As you may have noticed if you’ve been reading along, I take my camera everywhere I go. So naturally, when I drove my mom to the Korean grocery store, I brought a camera to record some of the sights. If you haven’t already, please do look at yesterday’s post. I risked my life for those pictures!
Everything was going swimmingly until we reached the housewares section. As I started taking pictures of the pretty and colorful dishes, an agitated ajumma* in an H Mart vest came scurrying towards me, chattering away like an angry squirrel. I don’t understand Korean, but I could tell that for some reason my picture-taking was making her nervous. I pretended not to notice and kept shooting away, but visions of a wrestling match in the aisles of H Mart were flitting dangerously in my head. From the corner of my eye, I could see my mother shuffling over in paaaaainfully slooooooow motion to join the fray. I was sure the ajumma was about to leap onto my back and take me down with a choke hold, when my mother finally intercepted her. Was my mom going to whack her with her cane? Was I going to be in a three-way rumble with this ajumma and my aged and venerable mother right there in the middle of the housewares aisle of H Mart? I kept expecting to hear the resounding “thwack” of my mom’s cane, but instead I heard her fend off the woman with a few words in Korean spoken in a mild tone of voice. Suddenly the murderous gleam in the ajumma‘s eyes died out. Her shoulders relaxed. She gazed upon me benignly, and…was I imagining it? perhaps pityingly?
As we drove home, I asked my mom what she had said to disarm the ajumma.

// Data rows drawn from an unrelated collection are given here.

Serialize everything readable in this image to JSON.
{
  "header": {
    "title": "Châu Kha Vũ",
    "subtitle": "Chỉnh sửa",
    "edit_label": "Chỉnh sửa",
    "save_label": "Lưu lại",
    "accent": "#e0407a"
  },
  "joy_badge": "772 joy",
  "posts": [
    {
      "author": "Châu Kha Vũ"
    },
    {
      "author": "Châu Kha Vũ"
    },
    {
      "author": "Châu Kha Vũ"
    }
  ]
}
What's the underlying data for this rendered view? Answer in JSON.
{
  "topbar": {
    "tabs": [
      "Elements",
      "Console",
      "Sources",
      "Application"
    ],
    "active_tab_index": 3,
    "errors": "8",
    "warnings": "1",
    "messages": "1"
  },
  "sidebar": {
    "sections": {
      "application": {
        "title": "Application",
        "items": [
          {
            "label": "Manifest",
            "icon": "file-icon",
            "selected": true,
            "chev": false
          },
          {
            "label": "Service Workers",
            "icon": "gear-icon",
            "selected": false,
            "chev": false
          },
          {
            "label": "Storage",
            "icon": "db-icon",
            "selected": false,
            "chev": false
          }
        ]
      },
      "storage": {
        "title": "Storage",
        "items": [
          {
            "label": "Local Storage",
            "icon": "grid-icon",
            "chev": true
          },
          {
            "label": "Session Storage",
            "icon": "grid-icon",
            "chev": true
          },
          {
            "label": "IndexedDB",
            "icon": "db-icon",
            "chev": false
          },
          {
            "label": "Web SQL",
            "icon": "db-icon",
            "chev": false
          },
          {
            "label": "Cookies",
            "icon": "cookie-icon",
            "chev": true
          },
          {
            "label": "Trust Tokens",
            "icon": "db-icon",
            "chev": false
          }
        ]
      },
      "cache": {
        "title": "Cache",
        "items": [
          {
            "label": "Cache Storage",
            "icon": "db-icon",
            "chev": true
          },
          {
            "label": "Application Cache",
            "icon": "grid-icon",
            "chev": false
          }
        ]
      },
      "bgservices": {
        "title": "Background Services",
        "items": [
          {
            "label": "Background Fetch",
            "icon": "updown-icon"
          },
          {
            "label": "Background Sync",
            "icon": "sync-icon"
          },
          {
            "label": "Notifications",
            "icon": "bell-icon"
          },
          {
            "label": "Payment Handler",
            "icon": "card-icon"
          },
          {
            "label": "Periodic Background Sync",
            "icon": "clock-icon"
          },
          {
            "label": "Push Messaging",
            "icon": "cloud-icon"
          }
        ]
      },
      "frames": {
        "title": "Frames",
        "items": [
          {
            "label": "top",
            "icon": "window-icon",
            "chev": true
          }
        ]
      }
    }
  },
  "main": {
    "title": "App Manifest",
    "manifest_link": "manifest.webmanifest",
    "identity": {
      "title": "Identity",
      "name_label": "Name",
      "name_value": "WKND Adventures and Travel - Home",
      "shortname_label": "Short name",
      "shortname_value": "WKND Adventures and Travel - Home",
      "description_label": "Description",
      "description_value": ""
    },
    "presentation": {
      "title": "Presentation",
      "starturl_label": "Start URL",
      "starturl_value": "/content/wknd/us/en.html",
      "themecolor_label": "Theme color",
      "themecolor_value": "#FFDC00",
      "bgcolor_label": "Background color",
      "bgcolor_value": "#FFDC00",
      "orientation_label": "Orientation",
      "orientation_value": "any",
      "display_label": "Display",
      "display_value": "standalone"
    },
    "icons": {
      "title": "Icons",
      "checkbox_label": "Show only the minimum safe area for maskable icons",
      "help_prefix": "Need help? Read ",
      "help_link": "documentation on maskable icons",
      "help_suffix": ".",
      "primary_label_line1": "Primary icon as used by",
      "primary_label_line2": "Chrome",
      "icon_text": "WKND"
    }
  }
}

“Oh, I just told her you were a country bumpkin and that you had come to visit me in the big city and were soooo excited about all the sights, so you had to take lots and lots of pictures of everything.”
Ummm…Thanks, Mommy.
*ajumma: a Korean woman who is middle-aged or older. In order to qualify as a true ajumma, she must also have a bad home perm, known in Korean as a “pama.”